You can’t ban Facebook. That extends to any of the emerging platforms for communication. Don’t bother trying. Look at the opportunities that these Platforms present and work to exploit the benefits, because most anything negative is a symptom of a wider issue; one much bigger than a social networking website.
Your organisations next Facebook policy
1.a. If at any time during your working day you find yourself with a free moment, it is company policy that you MUST logon to your favourite social network and have a play about. Do this until more work arrives. No exceptions.
I’m getting increasingly frustrated by the attitudes of a wide-range of people when it comes to accessing websites like Facebook at work. Forgive me for incessantly saying Facebook – interchange it for your favourite social network if it makes you feel better – but it is the most popular.
Andrew McAfee, speaking at the DevLearn 09 conference yesterday*, commented that we need to stop jumping on the risks associated with Web 2.0. Currently, in order to get close to any of the benefits that a website like Facebook could provide your company, you first have to jump over all of the associated ‘risks’ that get thrown at you. It’s nearly impossible to do this and even if you do succeed it will be a watered down and caveat-filled experience. Why?
It’s a mindset, one of a previous generation.
Recent UK figures have shown nearly 2.5 million people are out of work in this country. There is significant evidence that being unemployed long-term has severely detrimental effects on both family life and health. People are generally happier when they are in employment. So, reading between the lines here, we all have an inherent will to work. We go into the world of work essentially happy. Then work breaks us down, infringing on the liberties which we take for granted outside of the workplace, for no other reason than to mitigate risk. This sucks.

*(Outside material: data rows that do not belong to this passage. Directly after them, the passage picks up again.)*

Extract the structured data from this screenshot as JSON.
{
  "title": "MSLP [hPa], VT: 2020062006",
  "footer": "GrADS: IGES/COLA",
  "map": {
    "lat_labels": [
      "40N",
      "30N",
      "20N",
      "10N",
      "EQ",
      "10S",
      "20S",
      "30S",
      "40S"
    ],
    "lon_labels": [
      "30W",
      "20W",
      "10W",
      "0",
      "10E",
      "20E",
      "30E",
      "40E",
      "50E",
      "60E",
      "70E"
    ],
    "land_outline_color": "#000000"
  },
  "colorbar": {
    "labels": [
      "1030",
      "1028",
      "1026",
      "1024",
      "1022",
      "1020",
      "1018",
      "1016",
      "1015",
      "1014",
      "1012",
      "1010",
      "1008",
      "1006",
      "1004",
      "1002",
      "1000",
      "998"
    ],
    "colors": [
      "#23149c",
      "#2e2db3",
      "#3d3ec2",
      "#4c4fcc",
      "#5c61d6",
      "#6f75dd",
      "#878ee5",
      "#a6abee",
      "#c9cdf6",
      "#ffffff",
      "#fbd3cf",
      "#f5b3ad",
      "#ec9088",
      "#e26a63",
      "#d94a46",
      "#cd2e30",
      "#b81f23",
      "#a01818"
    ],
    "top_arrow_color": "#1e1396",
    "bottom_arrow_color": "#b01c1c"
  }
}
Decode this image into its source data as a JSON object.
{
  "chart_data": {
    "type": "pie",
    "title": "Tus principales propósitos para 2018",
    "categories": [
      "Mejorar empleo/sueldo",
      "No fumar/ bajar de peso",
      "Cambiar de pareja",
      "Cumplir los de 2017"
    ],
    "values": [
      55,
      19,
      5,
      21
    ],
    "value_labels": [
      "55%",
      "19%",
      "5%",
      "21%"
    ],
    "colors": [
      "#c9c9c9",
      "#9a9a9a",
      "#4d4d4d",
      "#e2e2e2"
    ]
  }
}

Eschew risk, embrace opportunity; what’s the worst that could happen?
Browsing social networks is just one liberty that the next generation of worker is going to be denied by most organisations they go to work for. Access to Facebook might not make you happier, but blocking it will almost certainly make you less happy. Social Networks are rapidly becoming a hygiene factor in the minds of new Gen Y workers.
So then let’s look to embrace the opportunity that providing access to Facebook will give us. I’m going to go beyond the normally recognised benefits (of which there are many) and move the discussion to one key area of objection: Time-wasting. If we allow workers access to Facebook they are doing personal stuff on business time and this is wasteful. Yep, I think even I can agree with that.

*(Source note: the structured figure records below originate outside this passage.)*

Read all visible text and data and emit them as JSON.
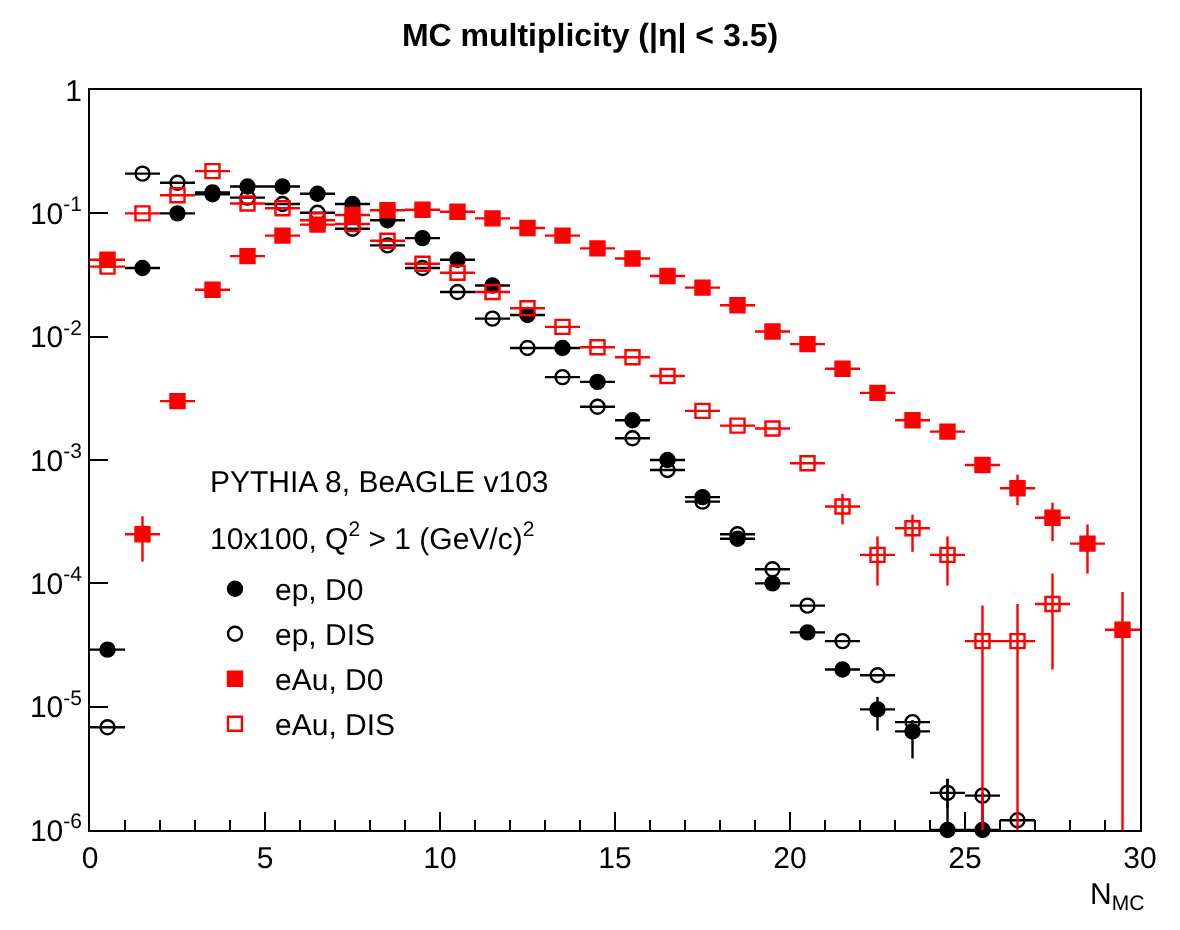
{
  "chart_data": {
    "type": "scatter",
    "title": "MC multiplicity (|η| < 3.5)",
    "xlabel": "N$_{MC}$",
    "annotations": [
      "PYTHIA 8, BeAGLE v103",
      "10x100, Q$^{2}$ > 1 (GeV/c)$^{2}$"
    ],
    "x": [
      0.5,
      1.5,
      2.5,
      3.5,
      4.5,
      5.5,
      6.5,
      7.5,
      8.5,
      9.5,
      10.5,
      11.5,
      12.5,
      13.5,
      14.5,
      15.5,
      16.5,
      17.5,
      18.5,
      19.5,
      20.5,
      21.5,
      22.5,
      23.5,
      24.5,
      25.5,
      26.5,
      27.5,
      28.5,
      29.5
    ],
    "series": [
      {
        "name": "ep, D0",
        "color": "#000000",
        "marker": "circle",
        "values": [
          2.9e-05,
          0.036,
          0.1,
          0.143,
          0.165,
          0.165,
          0.144,
          0.119,
          0.088,
          0.063,
          0.042,
          0.026,
          0.015,
          0.0081,
          0.0043,
          0.0021,
          0.001,
          0.0005,
          0.00023,
          0.0001,
          4e-05,
          2e-05,
          9.5e-06,
          6.3e-06,
          1e-06,
          1e-06,
          null,
          null,
          null,
          null
        ],
        "errors": [
          null,
          null,
          null,
          null,
          null,
          null,
          null,
          null,
          null,
          null,
          null,
          null,
          null,
          null,
          null,
          null,
          null,
          null,
          null,
          null,
          null,
          null,
          [
            6.4e-06,
            1.2e-05
          ],
          [
            3.8e-06,
            7.8e-06
          ],
          [
            1e-06,
            2.6e-06
          ],
          [
            1e-06,
            2e-06
          ],
          null,
          null,
          null,
          null
        ],
        "xerrors": [
          0.5,
          0.5,
          0.5,
          0.5,
          0.5,
          0.5,
          0.5,
          0.5,
          0.5,
          0.5,
          0.5,
          0.5,
          0.5,
          0.5,
          0.5,
          0.5,
          0.5,
          0.5,
          0.5,
          0.5,
          0.5,
          0.5,
          0.5,
          0.5,
          0.5,
          0.5,
          null,
          null,
          null,
          null
        ]
      },
      {
        "name": "ep, DIS",
        "color": "#000000",
        "marker": "circle-open",
        "values": [
          6.8e-06,
          0.21,
          0.177,
          0.148,
          0.134,
          0.119,
          0.101,
          0.075,
          0.055,
          0.036,
          0.023,
          0.014,
          0.0081,
          0.0047,
          0.0027,
          0.0015,
          0.00083,
          0.00046,
          0.00025,
          0.00013,
          6.6e-05,
          3.4e-05,
          1.8e-05,
          7.5e-06,
          2e-06,
          1.9e-06,
          1.2e-06,
          null,
          null,
          null
        ],
        "errors": [
          null,
          null,
          null,
          null,
          null,
          null,
          null,
          null,
          null,
          null,
          null,
          null,
          null,
          null,
          null,
          null,
          null,
          null,
          null,
          null,
          null,
          null,
          null,
          null,
          [
            1.5e-06,
            2.6e-06
          ],
          null,
          null,
          null,
          null,
          null
        ],
        "xerrors": [
          0.5,
          0.5,
          0.5,
          0.5,
          0.5,
          0.5,
          0.5,
          0.5,
          0.5,
          0.5,
          0.5,
          0.5,
          0.5,
          0.5,
          0.5,
          0.5,
          0.5,
          0.5,
          0.5,
          0.5,
          0.5,
          0.5,
          0.5,
          0.5,
          0.5,
          0.5,
          0.5,
          null,
          null,
          null
        ]
      },
      {
        "name": "eAu, D0",
        "color": "#ff0000",
        "marker": "square",
        "values": [
          0.042,
          0.00025,
          0.003,
          0.024,
          0.045,
          0.066,
          0.081,
          0.097,
          0.106,
          0.107,
          0.103,
          0.091,
          0.076,
          0.066,
          0.052,
          0.043,
          0.031,
          0.025,
          0.018,
          0.011,
          0.0087,
          0.0055,
          0.0035,
          0.0021,
          0.0017,
          0.00091,
          0.00059,
          0.00034,
          0.00021,
          4.2e-05
        ],
        "errors": [
          null,
          [
            0.00015,
            0.00035
          ],
          null,
          null,
          null,
          null,
          null,
          null,
          null,
          null,
          null,
          null,
          null,
          null,
          null,
          null,
          null,
          null,
          null,
          null,
          null,
          null,
          null,
          null,
          null,
          null,
          [
            0.00043,
            0.00076
          ],
          [
            0.00022,
            0.00045
          ],
          [
            0.00012,
            0.0003
          ],
          [
            1e-06,
            8.5e-05
          ]
        ],
        "xerrors": [
          0.5,
          0.5,
          0.5,
          0.5,
          0.5,
          0.5,
          0.5,
          0.5,
          0.5,
          0.5,
          0.5,
          0.5,
          0.5,
          0.5,
          0.5,
          0.5,
          0.5,
          0.5,
          0.5,
          0.5,
          0.5,
          0.5,
          0.5,
          0.5,
          0.5,
          0.5,
          0.5,
          0.5,
          0.5,
          0.5
        ]
      },
      {
        "name": "eAu, DIS",
        "color": "#ff0000",
        "marker": "square-open",
        "values": [
          0.037,
          0.1,
          0.14,
          0.22,
          0.12,
          0.11,
          0.088,
          0.082,
          0.06,
          0.039,
          0.033,
          0.023,
          0.017,
          0.012,
          0.0082,
          0.0068,
          0.0048,
          0.0025,
          0.0019,
          0.0018,
          0.00094,
          0.00042,
          0.00017,
          0.00028,
          0.00017,
          3.4e-05,
          3.4e-05,
          6.8e-05,
          null,
          null
        ],
        "errors": [
          null,
          null,
          null,
          null,
          null,
          null,
          null,
          null,
          null,
          null,
          null,
          null,
          null,
          null,
          null,
          null,
          null,
          null,
          null,
          null,
          null,
          [
            0.0003,
            0.00053
          ],
          [
            9.6e-05,
            0.00024
          ],
          [
            0.00018,
            0.00036
          ],
          [
            9.6e-05,
            0.00024
          ],
          [
            1e-06,
            6.6e-05
          ],
          [
            1e-06,
            6.8e-05
          ],
          [
            2e-05,
            0.00012
          ],
          null,
          null
        ],
        "xerrors": [
          0.5,
          0.5,
          0.5,
          0.5,
          0.5,
          0.5,
          0.5,
          0.5,
          0.5,
          0.5,
          0.5,
          0.5,
          0.5,
          0.5,
          0.5,
          0.5,
          0.5,
          0.5,
          0.5,
          0.5,
          0.5,
          0.5,
          0.5,
          0.5,
          0.5,
          0.5,
          0.5,
          0.5,
          null,
          null
        ]
      }
    ],
    "log": "y",
    "xlim": [
      0,
      30
    ],
    "ylim": [
      1e-06,
      1
    ],
    "xticks": [
      0,
      5,
      10,
      15,
      20,
      25,
      30
    ],
    "yticks": [
      {
        "value": 1e-06,
        "label": "10$^{-6}$"
      },
      {
        "value": 1e-05,
        "label": "10$^{-5}$"
      },
      {
        "value": 0.0001,
        "label": "10$^{-4}$"
      },
      {
        "value": 0.001,
        "label": "10$^{-3}$"
      },
      {
        "value": 0.01,
        "label": "10$^{-2}$"
      },
      {
        "value": 0.1,
        "label": "10$^{-1}$"
      },
      1
    ],
    "grid": false,
    "legend": "bottom left"
  }
}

But let me ask you this; how are you currently measuring employee waste in your organisation? The principles of Lean operations are present in many organisations throughout the world (and many more are paying millions to develop such ideas). The central pillar of this initiative is the cutting out of waste. Some waste is easy to identify. Some waste cannot be avoided. Other waste is difficult to track, like the amount of time a worker involved in a process is not fully utilised. So then, let’s turn the tables on the software packages which track websites visited and time spent. I refer you back to my new policy:
If at any time during your working day you find yourself with a free moment, it is company policy that you MUST logon to your favourite social network and have a play about.
So we insist people use social networks and then we track usage levels to use as Management Information, tracking waste. At the same time as offering great quantitative information with regards to the amount of waste and the times at which it occurs, this system also offers a great visual aid to waste on the shop floor. If you’ve got Facebook open you’re not being utilised. How easy is that from a Line Managers point of view? What a fantastic measure of waste that would be.
Stop evaluating Web 2.0 tools from a risk point of view and start evaluating the opportunities.